Encouraging the Behavior
Speaking of precautions, there are a few common-sense steps you can begin with. If you use space heaters in your home (say, to heat a single room that you and your dog occupy most of the time), be certain you're using heaters that are certified by UL (in the USA) or CSA (in Canada). Certification by one or both of those organizations assures you that the product has been tested and found to be safe when used as recommended by the manufacturer. Also, check to ensure that your heater has additional safety features like a tip-over switch (which will cut the power if the unit is knocked over for some reason) and overheat cutoffs (which will cut the power if the unit overheats past a safe operating temperature).
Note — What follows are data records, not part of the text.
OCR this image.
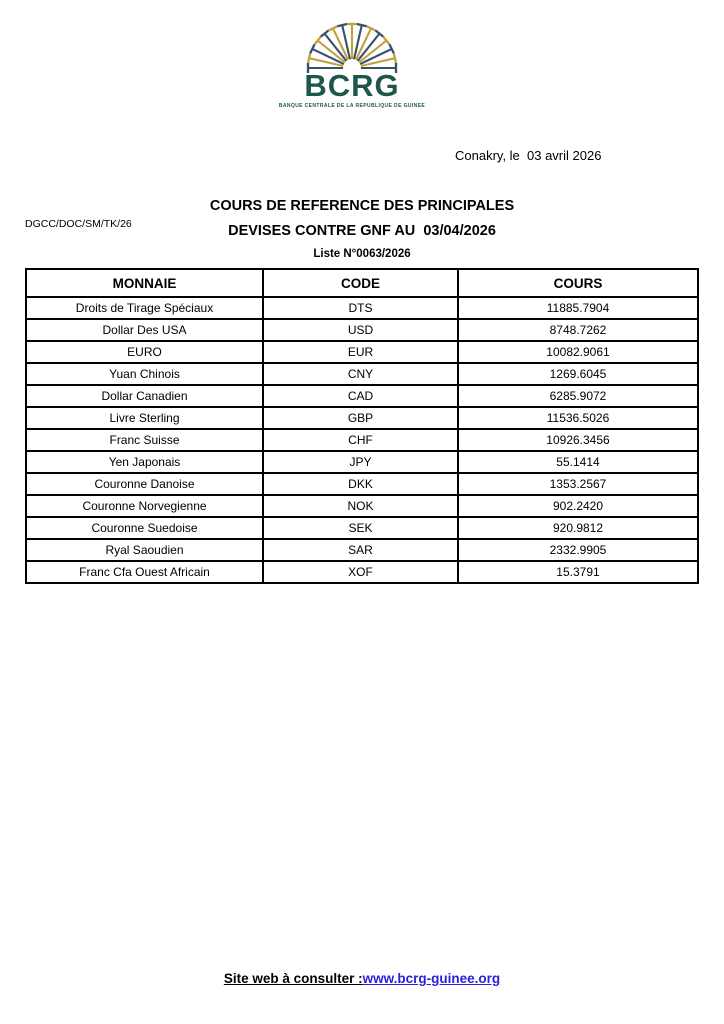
BCRG
BANQUE CENTRALE DE LA REPUBLIQUE DE GUINEE
Conakry, le  03 avril 2026
DGCC/DOC/SM/TK/26
COURS DE REFERENCE DES PRINCIPALES
DEVISES CONTRE GNF AU  03/04/2026
Liste N°0063/2026
MONNAIE	CODE	COURS
Droits de Tirage Spéciaux	DTS	11885.7904
Dollar Des USA	USD	8748.7262
EURO	EUR	10082.9061
Yuan Chinois	CNY	1269.6045
Dollar Canadien	CAD	6285.9072
Livre Sterling	GBP	11536.5026
Franc Suisse	CHF	10926.3456
Yen Japonais	JPY	55.1414
Couronne Danoise	DKK	1353.2567
Couronne Norvegienne	NOK	902.2420
Couronne Suedoise	SEK	920.9812
Ryal Saoudien	SAR	2332.9905
Franc Cfa Ouest Africain	XOF	15.3791
Site web à consulter :www.bcrg-guinee.org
And it should go without saying that you should never allow your dog to chew on the power cord and that you should immediately dispose of any space heater with a frayed or damaged power cord.
If you use a fireplace for heating, ensure that you have a stable grate or screen that completely covers your fireplace so that stray embers can't pop out and land in your dog's fur. Check to be sure that bumping or jostling won't cause it to tip over. You should never leave a fire unattended in the first place, but you should always have the grate in place just in case you fall asleep by the fire. If you're one of those folks who use a wood, pellet, or heating oil stove to warm your house, here's a creative idea. Consider repurposing the fencing panels from an indoor dog fence or pen to block your dog's direct access to the area where the stove is located (this idea can work for fireplaces, too).
Other Solutions and Considerations
There are things you can do to give positive encouragement to your dog as regards supplemental winter heating. Instead of telling him no, don't sleep next to the fire or the space heater, consider setting up an appealing dog bed at a safe distance and encouraging him to use it. Sweeten the deal with a toy or blanket that you know he really likes; show him that the toy or blanket are in the new bed. You can also use psychological means - positive reinforcement - to help model the behavior you desire. Whenever your dog goes to the new 'safe' bed on his own, give him a treat. With a little persistence, your dog will soon be making use of the new bed on his own and you'll no longer need to monitor him closely.
Dogs love warmth and heat, and in the winter months, they are often much colder than we are. They will want to get as close to your supplemental heating as they can despite the dangers they are unwittingly courting. But with a little forethought and planning, you can forestall the dangers, get your dog on your side and enjoy a much safer and warmer winter.